In determining the efficiency of adsorbents in practical applications, reusability is also an essential factor to be considered. As shown in Fig. 13, the OPF CNC-AC hydrogel beads can be recycled up to five times after the desorption step. Even though the adsorption ability decreased with increasing cycles, the percentage removal of paracetamol was only reduced by 16.57% after five cycles. Fan et al. (2019) stated that some active sites were destroyed during elution or because some adsorption sites remained occupied in the subsequent cycles. The desorption by 5% ethanol also did not complete the recovery of paracetamol ions from the adsorbents, resulting in decreasing percentage removal in second, third, fourth and fifth cycles (Vakili et al. 2019b). Besides, during subsequent sorption and desorption processes, the adsorbent particles may decompose, thus causing the sorption site to decrease (Daneshvar et al. 2017).

Fig. 13

Reusability cycles of OPF CNC-AC hydrogel beads

In addition, OPF CNC-AC hydrogel beads showed an excellent result, with 79.98% of paracetamol removal used during the first cycle. However, the percentage removal was reduced to 63.41% during the fifth cycle. Thus, the findings revealed that the OPF CNC-AC hydrogel beads could be reused up to five times, indicating that this adsorbent has strong recyclability, is easily regenerated, and has the potential in wastewater treatment.

Conclusion

In this study, the hydrogel beads were successfully developed from OPF-CNC and commercial AC to remove paracetamol. The OPF CNC-AC hydrogel beads depended on operational parameters like pH, contact time and the initial paracetamol concentration. The Langmuir, Freundlich, Temkin, and Dubinin-Radushkevich models were used to evaluate the equilibrium adsorption of paracetamol onto OPF CNC-AC hydrogel beads, and the results showed that the Langmuir-1 model suited the experimental data better.

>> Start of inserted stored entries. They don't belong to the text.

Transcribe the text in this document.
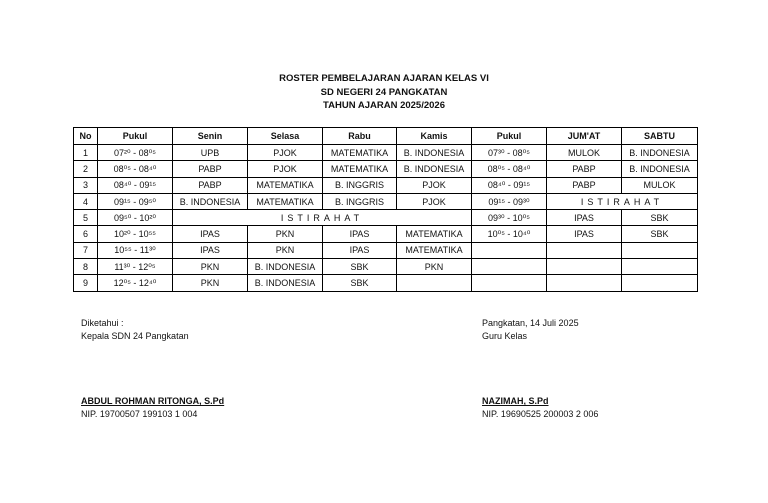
ROSTER PEMBELAJARAN AJARAN KELAS VI
SD NEGERI 24 PANGKATAN
TAHUN AJARAN 2025/2026
No	Pukul	Senin	Selasa	Rabu	Kamis	Pukul	JUM'AT	SABTU
1	07²⁰ - 08⁰⁵	UPB	PJOK	MATEMATIKA	B. INDONESIA	07³⁰ - 08⁰⁵	MULOK	B. INDONESIA
2	08⁰⁵ - 08⁴⁰	PABP	PJOK	MATEMATIKA	B. INDONESIA	08⁰⁵ - 08⁴⁰	PABP	B. INDONESIA
3	08⁴⁰ - 09¹⁵	PABP	MATEMATIKA	B. INGGRIS	PJOK	08⁴⁰ - 09¹⁵	PABP	MULOK
4	09¹⁵ - 09⁵⁰	B. INDONESIA	MATEMATIKA	B. INGGRIS	PJOK	09¹⁵ - 09³⁰	ISTIRAHAT	
5	09⁵⁰ - 10²⁰	ISTIRAHAT				09³⁰ - 10⁰⁵	IPAS	SBK
6	10²⁰ - 10⁵⁵	IPAS	PKN	IPAS	MATEMATIKA	10⁰⁵ - 10⁴⁰	IPAS	SBK
7	10⁵⁵ - 11³⁰	IPAS	PKN	IPAS	MATEMATIKA			
8	11³⁰ - 12⁰⁵	PKN	B. INDONESIA	SBK	PKN			
9	12⁰⁵ - 12⁴⁰	PKN	B. INDONESIA	SBK				
Diketahui :
Kepala SDN 24 Pangkatan
ABDUL ROHMAN RITONGA, S.Pd
NIP. 19700507 199103 1 004
Pangkatan, 14 Juli 2025
Guru Kelas
NAZIMAH, S.Pd
NIP. 19690525 200003 2 006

The negative value of ∆G proved that paracetamol molecules were spontaneously adsorbed onto the surface of OPF CNC-AC hydrogel beads, and the physical adsorption dominates the adsorption process as was suggested by the adsorption energy determined by the Dubinin-Radushkevich isotherm model. The pseudo-first order, pseudo-second order, Elovich kinetic, and intra-particle diffusion models were used to analyze the adsorption kinetics. It was revealed that the adsorption of paracetamol onto OPF CNC-AC hydrogel beads follows the pseudo-second order model, with the R² higher than 0.99. Besides, the hydrogel beads showed good reusability in at least five successive adsorption/desorption cycles. Thus, OPF CNC-AC hydrogel beads may well be used as a promising low-priced, eco-friendly adsorbent to remove paracetamol from wastewater.